日曜日は中京ではGⅠ高松宮記念、中山ではGⅢマーチS、阪神ではオープン特別六甲Sがそれぞれ行われる。

言うまでもなくレースの格はGⅠ→GⅢ→オープン特別となるわけだが、GⅠではなくGⅢをあえて選んだり、GⅢではなくあえてオープン特別を選んだり、またそれならとGⅠを選んだり、この3レースでそれぞれの思惑があったようなので、それをお伝えしたい。

まずは、オーシャンSで2着だったナックビーナスの高松宮記念での依頼を断って、マーチSでハイランドピークに乗ることを選んだ横山典騎手。

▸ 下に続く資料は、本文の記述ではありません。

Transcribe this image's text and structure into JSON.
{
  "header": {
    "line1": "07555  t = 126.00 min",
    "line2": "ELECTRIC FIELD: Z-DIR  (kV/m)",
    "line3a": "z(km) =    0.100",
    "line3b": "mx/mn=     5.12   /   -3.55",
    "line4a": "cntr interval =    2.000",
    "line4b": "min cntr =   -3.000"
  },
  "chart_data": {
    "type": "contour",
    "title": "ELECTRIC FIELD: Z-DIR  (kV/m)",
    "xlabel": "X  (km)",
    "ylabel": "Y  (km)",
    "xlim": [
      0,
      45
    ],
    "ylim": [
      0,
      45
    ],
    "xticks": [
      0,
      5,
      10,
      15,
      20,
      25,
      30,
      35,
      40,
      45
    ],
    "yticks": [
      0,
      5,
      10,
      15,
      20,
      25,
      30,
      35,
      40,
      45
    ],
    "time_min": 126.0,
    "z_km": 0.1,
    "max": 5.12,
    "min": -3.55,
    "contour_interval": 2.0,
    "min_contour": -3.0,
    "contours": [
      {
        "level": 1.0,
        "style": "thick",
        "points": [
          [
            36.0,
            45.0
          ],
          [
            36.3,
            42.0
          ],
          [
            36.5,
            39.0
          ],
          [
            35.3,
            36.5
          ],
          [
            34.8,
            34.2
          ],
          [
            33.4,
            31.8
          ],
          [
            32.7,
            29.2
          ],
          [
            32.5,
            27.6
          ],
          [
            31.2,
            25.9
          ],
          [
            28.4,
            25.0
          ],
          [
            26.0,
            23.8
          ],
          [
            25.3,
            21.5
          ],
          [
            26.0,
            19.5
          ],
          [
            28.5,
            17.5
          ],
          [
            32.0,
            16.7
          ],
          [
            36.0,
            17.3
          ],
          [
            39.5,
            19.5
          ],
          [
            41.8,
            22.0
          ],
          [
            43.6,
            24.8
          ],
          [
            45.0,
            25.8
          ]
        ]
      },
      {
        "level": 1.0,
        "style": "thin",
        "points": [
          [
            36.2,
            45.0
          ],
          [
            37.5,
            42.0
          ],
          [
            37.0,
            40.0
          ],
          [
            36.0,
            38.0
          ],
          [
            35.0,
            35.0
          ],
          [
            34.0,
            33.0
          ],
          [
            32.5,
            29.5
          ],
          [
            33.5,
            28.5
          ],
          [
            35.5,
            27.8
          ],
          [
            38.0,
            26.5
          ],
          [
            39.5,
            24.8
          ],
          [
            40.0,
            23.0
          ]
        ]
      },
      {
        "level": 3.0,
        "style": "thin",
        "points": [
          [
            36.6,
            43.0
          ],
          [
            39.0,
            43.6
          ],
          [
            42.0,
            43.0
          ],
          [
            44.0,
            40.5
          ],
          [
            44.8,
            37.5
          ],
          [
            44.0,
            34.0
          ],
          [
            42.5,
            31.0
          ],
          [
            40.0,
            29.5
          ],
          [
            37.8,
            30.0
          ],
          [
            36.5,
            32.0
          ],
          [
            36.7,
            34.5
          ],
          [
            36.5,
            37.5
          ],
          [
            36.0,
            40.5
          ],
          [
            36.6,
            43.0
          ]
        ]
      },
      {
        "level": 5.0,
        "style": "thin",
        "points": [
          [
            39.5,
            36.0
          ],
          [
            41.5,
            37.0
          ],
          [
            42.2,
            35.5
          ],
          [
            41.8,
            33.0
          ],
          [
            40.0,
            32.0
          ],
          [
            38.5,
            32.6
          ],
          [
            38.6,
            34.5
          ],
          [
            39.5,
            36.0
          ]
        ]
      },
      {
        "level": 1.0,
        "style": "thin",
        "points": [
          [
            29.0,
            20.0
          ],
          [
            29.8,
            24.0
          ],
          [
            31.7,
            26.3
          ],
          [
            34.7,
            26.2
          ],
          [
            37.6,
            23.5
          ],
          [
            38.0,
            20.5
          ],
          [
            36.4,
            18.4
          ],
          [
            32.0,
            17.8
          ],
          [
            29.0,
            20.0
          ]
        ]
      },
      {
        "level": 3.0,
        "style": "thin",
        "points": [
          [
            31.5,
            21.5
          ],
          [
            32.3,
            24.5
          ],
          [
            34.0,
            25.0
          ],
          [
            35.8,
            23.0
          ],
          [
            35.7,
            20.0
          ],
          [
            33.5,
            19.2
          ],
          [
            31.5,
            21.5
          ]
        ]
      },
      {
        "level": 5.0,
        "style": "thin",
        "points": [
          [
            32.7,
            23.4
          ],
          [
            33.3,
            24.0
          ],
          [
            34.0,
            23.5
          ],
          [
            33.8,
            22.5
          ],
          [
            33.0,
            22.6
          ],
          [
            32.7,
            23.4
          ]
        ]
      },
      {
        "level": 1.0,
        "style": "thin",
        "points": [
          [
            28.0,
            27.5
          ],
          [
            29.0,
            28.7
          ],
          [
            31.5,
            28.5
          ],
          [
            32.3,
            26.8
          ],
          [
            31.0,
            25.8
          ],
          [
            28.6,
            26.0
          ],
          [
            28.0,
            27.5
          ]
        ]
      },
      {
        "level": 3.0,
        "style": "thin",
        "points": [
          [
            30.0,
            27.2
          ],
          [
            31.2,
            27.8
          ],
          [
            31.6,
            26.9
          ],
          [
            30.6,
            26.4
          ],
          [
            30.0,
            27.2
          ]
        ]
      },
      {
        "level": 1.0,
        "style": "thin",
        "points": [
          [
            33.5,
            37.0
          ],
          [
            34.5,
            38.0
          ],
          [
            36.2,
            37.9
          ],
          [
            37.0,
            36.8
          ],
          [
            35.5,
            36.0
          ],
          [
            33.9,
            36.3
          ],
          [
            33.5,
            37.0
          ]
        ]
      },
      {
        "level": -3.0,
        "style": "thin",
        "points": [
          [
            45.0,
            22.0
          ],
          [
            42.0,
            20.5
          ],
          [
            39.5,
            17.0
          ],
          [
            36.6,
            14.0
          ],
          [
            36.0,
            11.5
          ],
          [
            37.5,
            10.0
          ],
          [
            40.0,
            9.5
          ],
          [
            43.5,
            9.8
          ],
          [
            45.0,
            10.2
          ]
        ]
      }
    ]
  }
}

ナックビーナスは重賞勝ちこそまだないが、オープン特別で4勝しており、また全6勝中4勝が横山典騎手とのコンビでのもの。確かにこの戦績ではGⅠでの勝ち負けは簡単ではないかもしれないが、昨年の高松宮記念8着以上は目指せるはず。

一方のハイランドピークは主戦だった息子の横山和騎手から乗り替わって圧勝での2連勝。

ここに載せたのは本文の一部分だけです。